Samedi 24 avril
J’écoutais hier un écrivain dont je n’aime pas les romans évoquer dans une émission les quelques films qui l’ont le plus marqué, et j’ai été frappée par les termes qu’il a employés : ils étaient à peu près les mêmes que ceux que je convoquais de mon côté pour un morceau de musique que j’écoutais les jours précédents. Cette similitude était frappante et, je dois dire, un peu déroutante. Rien n’empêche cependant que cet écrivain et moi ayons les mêmes goûts. Il est même possible que nous aimions les mêmes oeuvres pour les mêmes effets qu’elles produisent sur nous. Après tout cela peut arriver. Mais peut-être aussi que pas du tout. Peut-être que nos goûts diffèrent totalement (il évoquait des films que je ne connais pas bien, aussi je n’ai pas vraiment pu les comparer). Toutefois, plus probablement encore, je crois que nous avons à disposition une palette de mots assez restreinte pour expliquer ce qui exactement, et dans telle oeuvre précise, agit sur chacun de nous. Et ce, aussi différents soient nos goûts.

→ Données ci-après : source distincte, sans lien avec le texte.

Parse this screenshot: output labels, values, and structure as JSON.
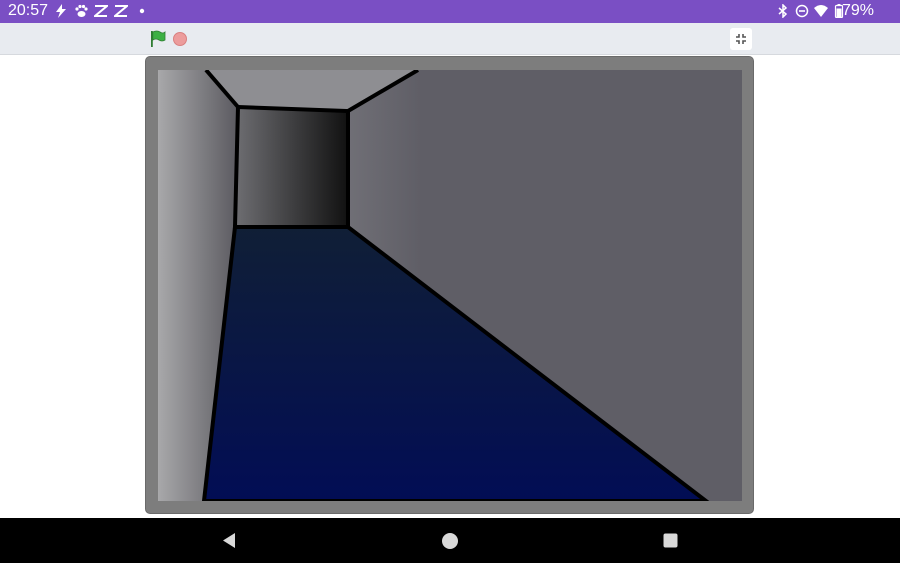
{
  "status_bar": {
    "time": "20:57",
    "left_icons": [
      "flash-icon",
      "paw-icon",
      "capcut-icon",
      "capcut-icon",
      "dot-icon"
    ],
    "right_icons": [
      "bluetooth-icon",
      "dnd-icon",
      "wifi-icon",
      "battery-icon"
    ],
    "battery_percent": "79%"
  },
  "toolbar": {
    "green_flag_icon": "green-flag-icon",
    "stop_icon": "stop-icon",
    "fullscreen_icon": "exit-fullscreen-icon"
  },
  "stage": {
    "scene": "3d-corridor",
    "colors": {
      "left_wall_light": "#a8a8aa",
      "left_wall_dark": "#5b5a60",
      "right_wall_light": "#9c9ca0",
      "right_wall_dark": "#5f5e66",
      "end_wall_light": "#6e6e72",
      "end_wall_dark": "#111111",
      "floor_top": "#101f36",
      "floor_bottom": "#020d55",
      "outline": "#000000",
      "frame": "#7d7d7d"
    }
  },
  "nav_bar": {
    "back_icon": "back-triangle-icon",
    "home_icon": "home-circle-icon",
    "recents_icon": "recents-square-icon"
  }
}
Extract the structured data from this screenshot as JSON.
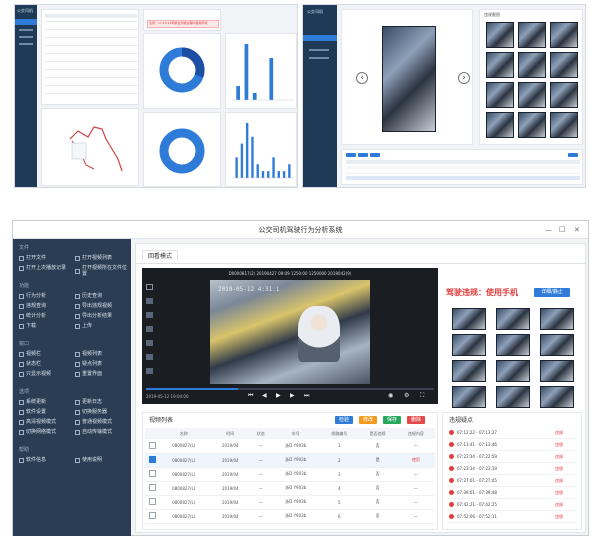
{
  "top_left": {
    "logo_text": "公交司机",
    "sidebar_items": [
      "",
      "",
      "",
      ""
    ],
    "alert_text": "注意：17:13:23司机在驾驶过程中使用手机",
    "timeline_title": "驾驶行为",
    "table_rows": [
      [
        "",
        "",
        "",
        "",
        "",
        ""
      ],
      [
        "",
        "",
        "",
        "",
        "",
        ""
      ]
    ],
    "bar_values_top": [
      2,
      8,
      1,
      0,
      6,
      0,
      0
    ],
    "bar_values_bottom": [
      3,
      5,
      8,
      6,
      2,
      1,
      1,
      3,
      1,
      1,
      2
    ],
    "donut_top": [
      0.55,
      0.45
    ],
    "donut_bottom": [
      0.9,
      0.1
    ]
  },
  "top_right": {
    "logo_text": "公交司机",
    "prev_icon": "chevron-left-icon",
    "next_icon": "chevron-right-icon",
    "thumb_title": "违规截图",
    "table_buttons": [
      "",
      "",
      "",
      ""
    ],
    "thumb_count": 12
  },
  "main": {
    "window_title": "公交司机驾驶行为分析系统",
    "window_controls": [
      "—",
      "□",
      "✕"
    ],
    "tab_label": "回看模式",
    "video_header": "D0000817(2) 20190427 09:09 1250:00 1250000 2019042(9)",
    "video_timestamp": "2019-05-12 4:31:1",
    "video_time_left": "2019-05-12 19:04:00",
    "violation_text": "驾驶违规：使用手机",
    "violation_button": "详细/静止",
    "video_list_title": "视频列表",
    "video_list_buttons": [
      "检验",
      "修改",
      "保存",
      "删除"
    ],
    "video_list_headers": [
      "名称",
      "时间",
      "状态",
      "车号",
      "线路编号",
      "是否违规",
      "违规内容"
    ],
    "video_list_rows": [
      {
        "checked": false,
        "name": "0800827(L)",
        "date": "2019/04",
        "status": "—",
        "car": "浙D Y903b",
        "line": "1",
        "violation": "否",
        "content": "—"
      },
      {
        "checked": true,
        "name": "0800827(L)",
        "date": "2019/04",
        "status": "—",
        "car": "浙D Y903b",
        "line": "2",
        "violation": "是",
        "content": "使用"
      },
      {
        "checked": false,
        "name": "0800827(L)",
        "date": "2019/04",
        "status": "—",
        "car": "浙D Y903b",
        "line": "3",
        "violation": "否",
        "content": "—"
      },
      {
        "checked": false,
        "name": "0800827(L)",
        "date": "2019/04",
        "status": "—",
        "car": "浙D Y903b",
        "line": "4",
        "violation": "否",
        "content": "—"
      },
      {
        "checked": false,
        "name": "0800827(L)",
        "date": "2019/04",
        "status": "—",
        "car": "浙D Y903b",
        "line": "5",
        "violation": "否",
        "content": "—"
      },
      {
        "checked": false,
        "name": "0800827(L)",
        "date": "2019/04",
        "status": "—",
        "car": "浙D Y903b",
        "line": "6",
        "violation": "否",
        "content": "—"
      }
    ],
    "violation_points_title": "违规疑点",
    "violation_points": [
      {
        "time": "07:12:22 - 07:13:27",
        "label": "违规"
      },
      {
        "time": "07:13:41 - 07:13:46",
        "label": "违规"
      },
      {
        "time": "07:22:34 - 07:22:59",
        "label": "违规"
      },
      {
        "time": "07:23:14 - 07:23:19",
        "label": "违规"
      },
      {
        "time": "07:27:01 - 07:27:05",
        "label": "违规"
      },
      {
        "time": "07:39:01 - 07:39:48",
        "label": "违规"
      },
      {
        "time": "07:42:21 - 07:42:25",
        "label": "违规"
      },
      {
        "time": "07:52:06 - 07:52:11",
        "label": "违规"
      }
    ],
    "sidebar": {
      "sections": [
        {
          "title": "文件",
          "items": [
            "打开文件",
            "打开视频列表",
            "打开上次播放记录",
            "打开视频所在文件位置"
          ]
        },
        {
          "title": "功能",
          "items": [
            "行为分析",
            "历史查询",
            "违规查询",
            "导出违规视频",
            "统计分析",
            "导出分析结果",
            "下载",
            "上传"
          ]
        },
        {
          "title": "窗口",
          "items": [
            "视频栏",
            "视频列表",
            "状态栏",
            "疑点列表",
            "只显示视频",
            "重置界面"
          ]
        },
        {
          "title": "选项",
          "items": [
            "系统更新",
            "更新日志",
            "软件设置",
            "切换服务器",
            "高清视频模式",
            "普通视频模式",
            "切换网络模式",
            "自动传输模式"
          ]
        },
        {
          "title": "帮助",
          "items": [
            "软件信息",
            "使用说明"
          ]
        }
      ]
    }
  }
}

Or non seulement la palette linguistique est pauvre, mais la gamme elle-même des émotions esthétiques l’est sans doute encore davantage, si bien que quel que soit le support de nos sensations – romans, peintures, spectacles, musiques, films, etc – , on se retrouve toujours plus ou moins hâpé par un souffle, fasciné par l’énergie qui s’en dégage ; le rythme, régulier ou au contraire décalé, qu’il compose, nous aura séduit ; rapidement on dira apprécier les strates de ceci ou cela qui se superposent et goûter les glissements de ci à ça qui s’y opèrent. On aimera dans une oeuvre son humour, ou bien son désespoir (parfois son humour désespéré), sa puissance, sa subtilité, sa puissance subtile (un peu moins sa puissante subtilité)… Voilà. Après avoir écouté cet auteur, l’argumentation esthétique me semble soudain un peu vaine et la tentative même de définir, bien peu utile. Ce n’est pas un mouvement d’humeur mais un constat : on peut parfaitement accoler les mots d’un autre, qui se trouve aimer telle oeuvre que l’on déteste, à une oeuvre que l’on adore. Autrement dit, s’échiner à poser des mots sur des sensations, c’est un peu comme combiner les couleurs primaires : à la fin, ça en fait six (ou huit, là dessus aussi, je viens de l’apprendre, il y a débat). Et en terme de jugement critique, si l’on veut être tout-à-fait honnête, on ne peut pas aller beaucoup plus loin que : j’aime parce que j’aime.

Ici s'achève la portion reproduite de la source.